Commencez par bien rincer le riz
Le rinçage n’est pas un détail de puriste. Il enlève une partie de l’amidon libre qui, sinon, se transforme en colle au fond de la casserole. Versez le riz dans un grand bol, couvrez d’eau froide, remuez avec la main, puis égouttez. Recommencez deux à quatre fois, jusqu’à ce que l’eau soit moins trouble. Pour certains riz très riches en amidon, ce geste change tout.
Attention toutefois : il ne s’agit pas de laver le grain jusqu’à le rendre totalement transparent.
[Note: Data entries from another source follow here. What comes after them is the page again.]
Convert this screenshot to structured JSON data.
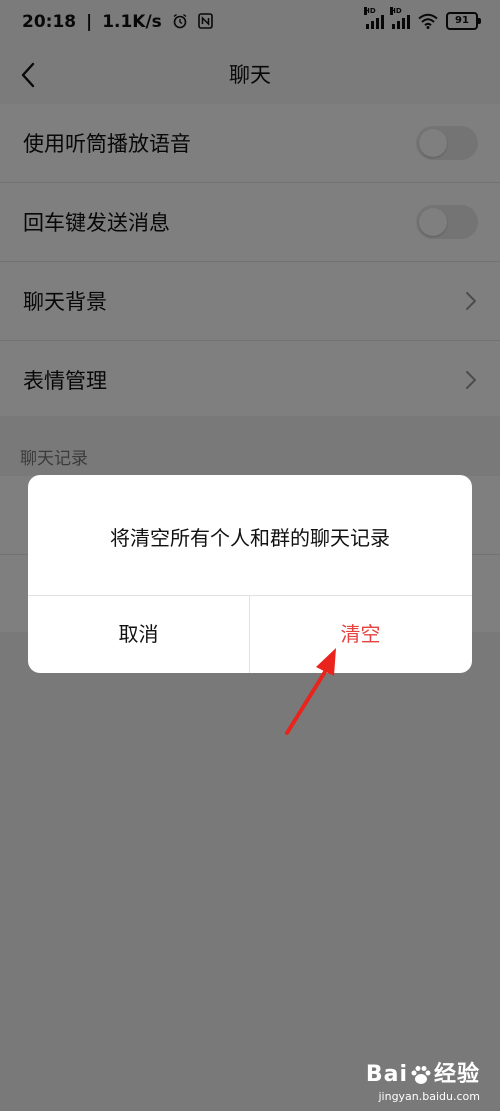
{
  "status_bar": {
    "time": "20:18",
    "network_speed": "1.1K/s",
    "battery_level": "91",
    "signal_label": "HD",
    "icons": [
      "alarm-icon",
      "nfc-icon",
      "signal-icon",
      "wifi-icon",
      "battery-icon"
    ]
  },
  "nav": {
    "title": "聊天",
    "back_icon": "chevron-left-icon"
  },
  "settings": {
    "items": [
      {
        "label": "使用听筒播放语音",
        "type": "toggle",
        "enabled": false
      },
      {
        "label": "回车键发送消息",
        "type": "toggle",
        "enabled": false
      },
      {
        "label": "聊天背景",
        "type": "link"
      },
      {
        "label": "表情管理",
        "type": "link"
      }
    ]
  },
  "chat_history": {
    "section_title": "聊天记录"
  },
  "dialog": {
    "message": "将清空所有个人和群的聊天记录",
    "cancel_label": "取消",
    "confirm_label": "清空"
  },
  "watermark": {
    "logo_text_prefix": "Bai",
    "logo_text_suffix": "经验",
    "url": "jingyan.baidu.com"
  },
  "colors": {
    "confirm": "#e64340",
    "annotation_arrow": "#e8241c",
    "overlay": "rgba(0,0,0,0.5)"
  }
}
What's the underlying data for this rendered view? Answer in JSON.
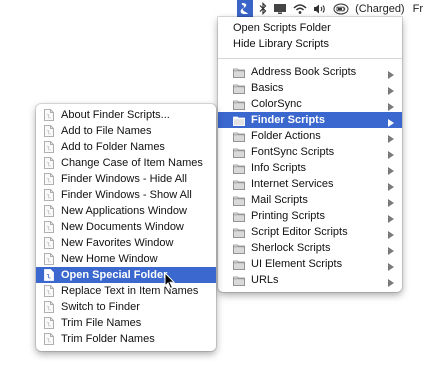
{
  "menubar": {
    "status_label": "(Charged)",
    "trailing_label": "Fr",
    "icons": [
      "script-menu-icon",
      "bluetooth-icon",
      "display-icon",
      "airport-icon",
      "volume-icon",
      "battery-icon"
    ]
  },
  "script_menu": {
    "header_items": [
      "Open Scripts Folder",
      "Hide Library Scripts"
    ],
    "folders": [
      {
        "label": "Address Book Scripts"
      },
      {
        "label": "Basics"
      },
      {
        "label": "ColorSync"
      },
      {
        "label": "Finder Scripts",
        "highlighted": true
      },
      {
        "label": "Folder Actions"
      },
      {
        "label": "FontSync Scripts"
      },
      {
        "label": "Info Scripts"
      },
      {
        "label": "Internet Services"
      },
      {
        "label": "Mail Scripts"
      },
      {
        "label": "Printing Scripts"
      },
      {
        "label": "Script Editor Scripts"
      },
      {
        "label": "Sherlock Scripts"
      },
      {
        "label": "UI Element Scripts"
      },
      {
        "label": "URLs"
      }
    ]
  },
  "finder_submenu": {
    "items": [
      {
        "label": "About Finder Scripts..."
      },
      {
        "label": "Add to File Names"
      },
      {
        "label": "Add to Folder Names"
      },
      {
        "label": "Change Case of Item Names"
      },
      {
        "label": "Finder Windows - Hide All"
      },
      {
        "label": "Finder Windows - Show All"
      },
      {
        "label": "New Applications Window"
      },
      {
        "label": "New Documents Window"
      },
      {
        "label": "New Favorites Window"
      },
      {
        "label": "New Home Window"
      },
      {
        "label": "Open Special Folder",
        "highlighted": true
      },
      {
        "label": "Replace Text in Item Names"
      },
      {
        "label": "Switch to Finder"
      },
      {
        "label": "Trim File Names"
      },
      {
        "label": "Trim Folder Names"
      }
    ]
  },
  "colors": {
    "highlight": "#3b68cf",
    "menu_bg": "#ffffff"
  }
}
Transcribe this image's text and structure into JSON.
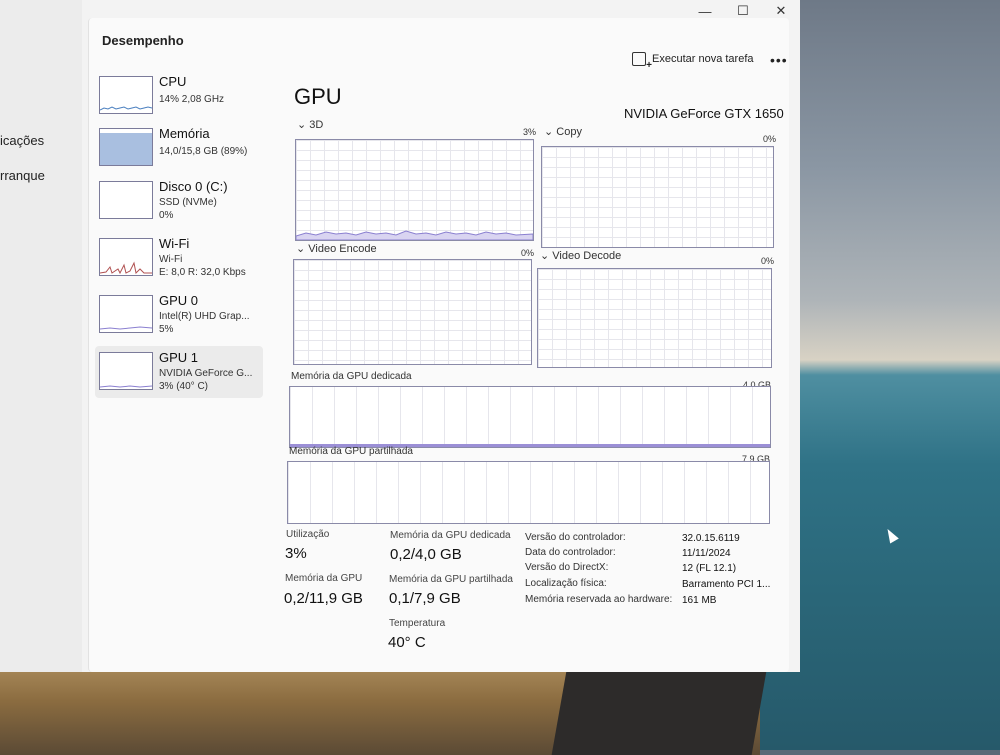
{
  "window": {
    "title": "Desempenho",
    "controls": {
      "minimize": "—",
      "maximize": "☐",
      "close": "✕"
    },
    "new_task_label": "Executar nova tarefa",
    "more_label": "•••"
  },
  "left_strip": {
    "items": [
      "icações",
      "rranque"
    ]
  },
  "sidebar": {
    "items": [
      {
        "name": "CPU",
        "line1": "14% 2,08 GHz",
        "line2": ""
      },
      {
        "name": "Memória",
        "line1": "14,0/15,8 GB (89%)",
        "line2": ""
      },
      {
        "name": "Disco 0 (C:)",
        "line1": "SSD (NVMe)",
        "line2": "0%"
      },
      {
        "name": "Wi-Fi",
        "line1": "Wi-Fi",
        "line2": "E: 8,0 R: 32,0 Kbps"
      },
      {
        "name": "GPU 0",
        "line1": "Intel(R) UHD Grap...",
        "line2": "5%"
      },
      {
        "name": "GPU 1",
        "line1": "NVIDIA GeForce G...",
        "line2": "3% (40° C)"
      }
    ],
    "memory_used_fraction": 0.89
  },
  "gpu": {
    "title": "GPU",
    "model": "NVIDIA GeForce GTX 1650",
    "engines": [
      {
        "label": "3D",
        "percent": "3%"
      },
      {
        "label": "Copy",
        "percent": "0%"
      },
      {
        "label": "Video Encode",
        "percent": "0%"
      },
      {
        "label": "Video Decode",
        "percent": "0%"
      }
    ],
    "dedicated": {
      "label": "Memória da GPU dedicada",
      "max": "4,0 GB",
      "used_fraction": 0.05
    },
    "shared": {
      "label": "Memória da GPU partilhada",
      "max": "7,9 GB",
      "used_fraction": 0.01
    }
  },
  "stats": {
    "utilization": {
      "label": "Utilização",
      "value": "3%"
    },
    "dedicated_memory": {
      "label": "Memória da GPU dedicada",
      "value": "0,2/4,0 GB"
    },
    "gpu_memory": {
      "label": "Memória da GPU",
      "value": "0,2/11,9 GB"
    },
    "shared_memory": {
      "label": "Memória da GPU partilhada",
      "value": "0,1/7,9 GB"
    },
    "temperature": {
      "label": "Temperatura",
      "value": "40° C"
    }
  },
  "details": [
    {
      "key": "Versão do controlador:",
      "value": "32.0.15.6119"
    },
    {
      "key": "Data do controlador:",
      "value": "11/11/2024"
    },
    {
      "key": "Versão do DirectX:",
      "value": "12 (FL 12.1)"
    },
    {
      "key": "Localização física:",
      "value": "Barramento PCI 1..."
    },
    {
      "key": "Memória reservada ao hardware:",
      "value": "161 MB"
    }
  ],
  "colors": {
    "graph_border": "#8a8aa8",
    "gpu_line": "#8a7fd0",
    "memory_fill": "#a9bfe0",
    "wifi_line": "#b05050"
  }
}
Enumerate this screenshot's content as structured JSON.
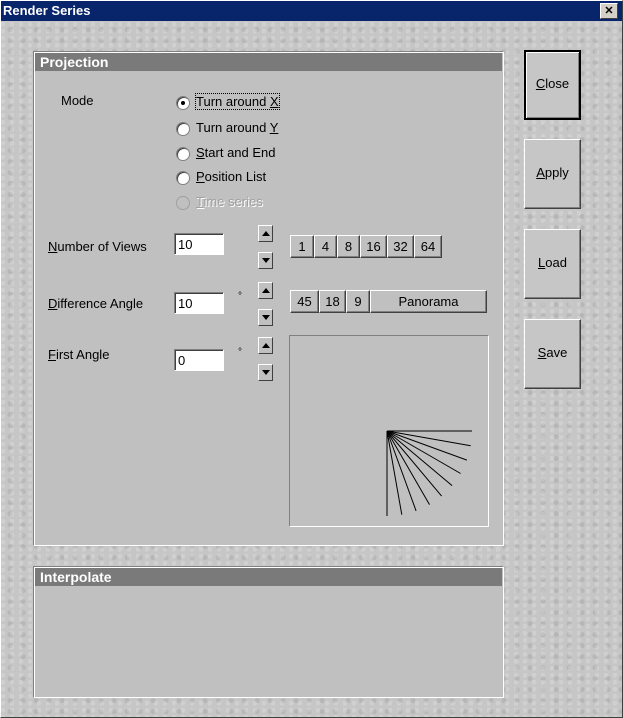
{
  "window": {
    "title": "Render Series",
    "close_glyph": "✕"
  },
  "projection": {
    "header": "Projection",
    "mode_label": "Mode",
    "modes": [
      {
        "pre": "Turn around ",
        "u": "X",
        "post": "",
        "checked": true,
        "enabled": true
      },
      {
        "pre": "Turn around ",
        "u": "Y",
        "post": "",
        "checked": false,
        "enabled": true
      },
      {
        "pre": "",
        "u": "S",
        "post": "tart and End",
        "checked": false,
        "enabled": true
      },
      {
        "pre": "",
        "u": "P",
        "post": "osition List",
        "checked": false,
        "enabled": true
      },
      {
        "pre": "",
        "u": "T",
        "post": "ime series",
        "checked": false,
        "enabled": false
      }
    ],
    "number_of_views": {
      "u": "N",
      "rest": "umber of Views",
      "value": "10",
      "presets": [
        "1",
        "4",
        "8",
        "16",
        "32",
        "64"
      ]
    },
    "difference_angle": {
      "u": "D",
      "rest": "ifference Angle",
      "value": "10",
      "unit": "°",
      "presets": [
        "45",
        "18",
        "9",
        "Panorama"
      ]
    },
    "first_angle": {
      "u": "F",
      "rest": "irst Angle",
      "value": "0",
      "unit": "°"
    }
  },
  "interpolate": {
    "header": "Interpolate"
  },
  "buttons": [
    {
      "u": "C",
      "rest": "lose"
    },
    {
      "u": "A",
      "rest": "pply"
    },
    {
      "u": "L",
      "rest": "oad"
    },
    {
      "u": "S",
      "rest": "ave"
    }
  ],
  "preview": {
    "angles_deg": [
      0,
      10,
      20,
      30,
      40,
      50,
      60,
      70,
      80,
      90
    ]
  }
}
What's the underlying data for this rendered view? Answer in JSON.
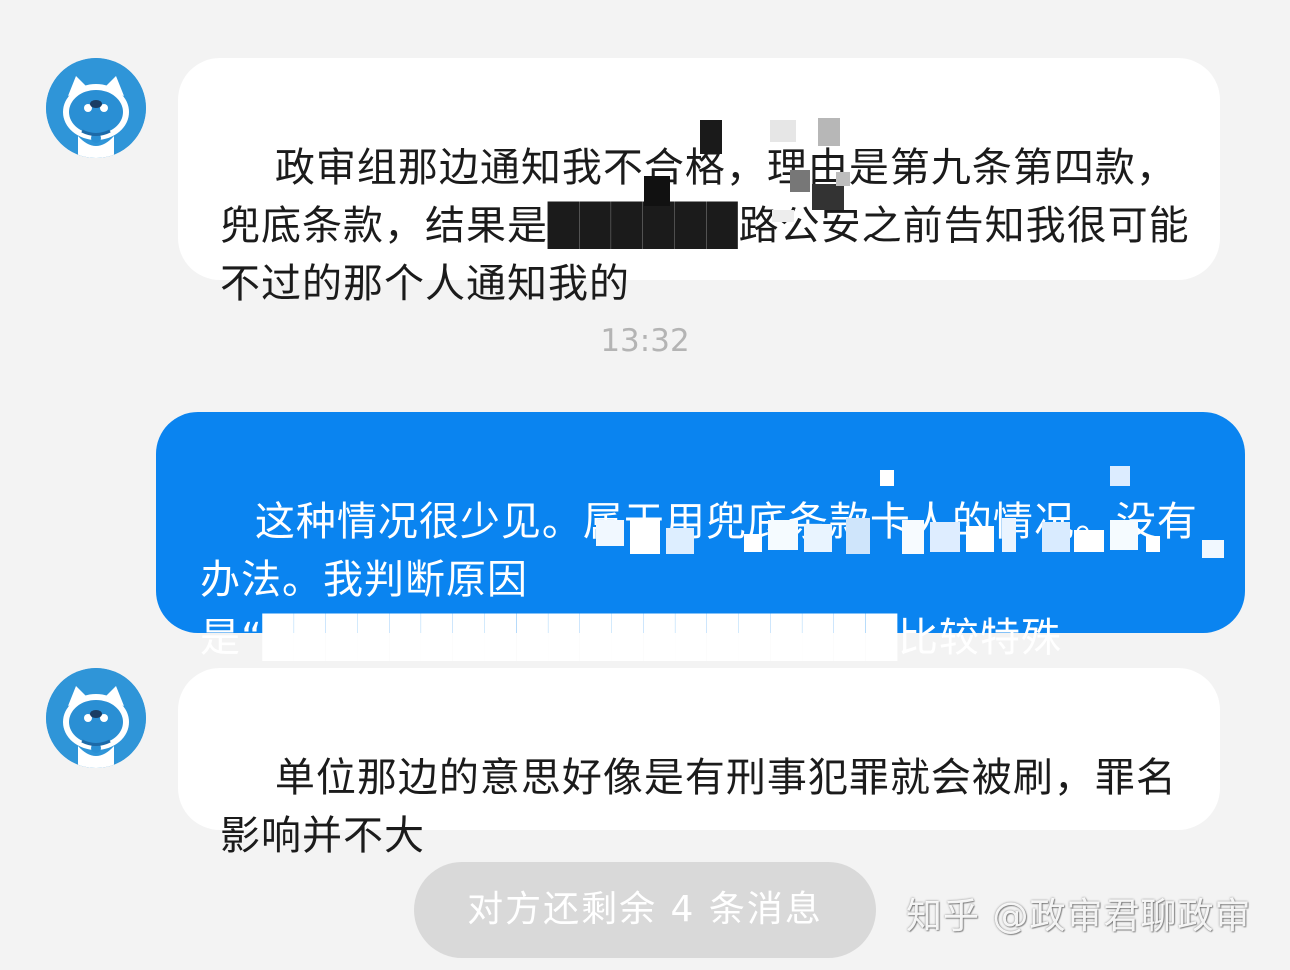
{
  "conversation": {
    "messages": [
      {
        "sender": "other",
        "avatar_icon": "bear-mascot-icon",
        "text": "政审组那边通知我不合格，理由是第九条第四款，兜底条款，结果是██████路公安之前告知我很可能不过的那个人通知我的"
      },
      {
        "sender": "me",
        "text": "这种情况很少见。属于用兜底条款卡人的情况。没有办法。我判断原因是“████████████████████比较特殊"
      },
      {
        "sender": "other",
        "avatar_icon": "bear-mascot-icon",
        "text": "单位那边的意思好像是有刑事犯罪就会被刷，罪名影响并不大"
      }
    ],
    "timestamp": "13:32"
  },
  "footer": {
    "remaining_messages": "对方还剩余 4 条消息",
    "watermark": "知乎 @政审君聊政审"
  },
  "colors": {
    "background": "#f3f3f3",
    "incoming_bubble": "#ffffff",
    "outgoing_bubble": "#0a84f0",
    "avatar": "#2f95d8",
    "pill": "#d9d9d9"
  }
}
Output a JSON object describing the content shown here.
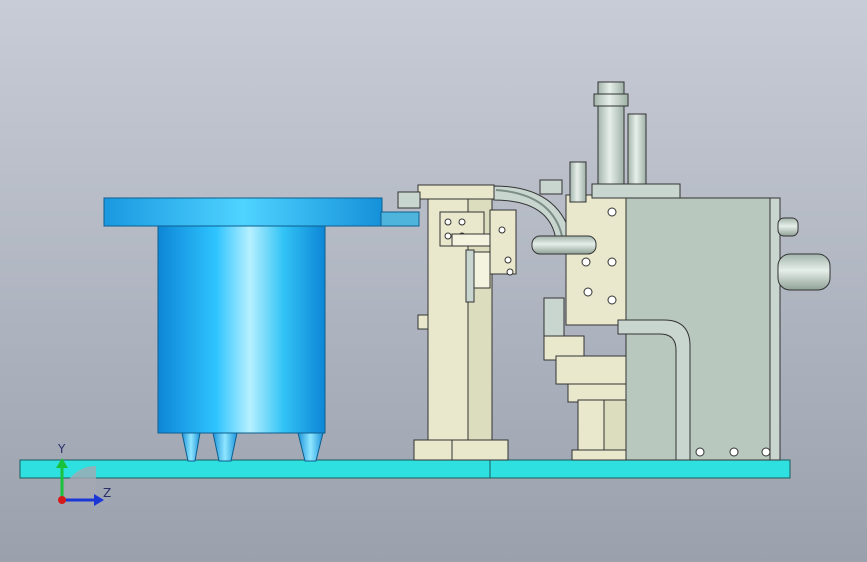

Un rinçage excessif peut enlever un peu trop de surface et donner un riz moins agréable. L’objectif est simple : retirer l’excès d’amidon, pas priver le grain de sa tenue.
Choisissez le bon ratio eau-riz
Un fond collant apparaît souvent quand il reste trop d’eau au fond au moment où le riz finit de cuire. Le bon ratio dépend du type de riz, mais, pour un riz blanc long grain classique, partez sur environ 1 volume de riz pour 1,5 volume d’eau. Pour un riz rond ou plus tendre, il faut parfois un peu plus d’eau, mais jamais au point de noyer le grain.
Le plus important est de mesurer, pas d’estimer à l’œil. Une casserole trop large peut faire évaporer l’eau trop vite, tandis qu’une casserole trop petite favorise l’ébullition débordante et la cuisson inégale. Utilisez un récipient à fond épais et une taille adaptée à la quantité de riz.
Faites cuire à feu doux, pas à gros bouillons
Le secret d’un riz net, c’est une cuisson régulière. Portez d’abord l’eau à frémissement, puis baissez immédiatement le feu au minimum et couvrez. Si l’ébullition est trop forte, les grains se cassent, libèrent davantage d’amidon et finissent par former une couche collante au fond.
Évitez aussi de soulever le couvercle toutes les deux minutes. Chaque ouverture fait chuter la température et perturbe la cuisson. Le riz aime la stabilité : une chaleur douce, un couvercle bien ajusté et un minimum de manipulation.
Laissez reposer avant de servir
Le repos est l’étape que beaucoup zappent, alors qu’elle est décisive. Une fois le feu éteint, laissez la casserole couverte pendant 8 à 10 minutes. La vapeur se redistribue, les grains terminent leur cuisson en douceur et l’humidité restante s’équilibre. C’est souvent ce qui évite le fameux bloc humide et collant au fond.
Ensuite, aérez le riz avec une fourchette ou une spatule en bois, en le soulevant délicatement sans l’écraser. Ce geste sépare les grains et libère l’excès de vapeur. Si vous remuez comme une purée, vous recréez exactement ce que vous cherchiez à éviter.
Les petits réflexes qui font la différence
- Utilisez une casserole à fond épais pour diffuser la chaleur plus uniformément.
- Gardez le feu très bas dès que l’eau bout.
- Ne salez pas excessivement au départ si vous n’avez pas encore l’habitude du type de riz utilisé.
- Si votre plaque chauffe fort, déplacez la casserole sur un diffuseur ou sur la zone la plus douce.
- Pour un riz vraiment léger, laissez-le reposer hors du feu avant de le transférer dans un plat.
En pratique, un bon riz sans couche collante au fond repose sur quatre gestes simples : rincer, doser l’eau avec précision, cuire doucement, puis laisser reposer. Ce n’est pas une technique compliquée, mais une suite de détails bien exécutés. Et c’est souvent là, dans les détails, que se joue la différence entre un riz banal et un riz vraiment réussi.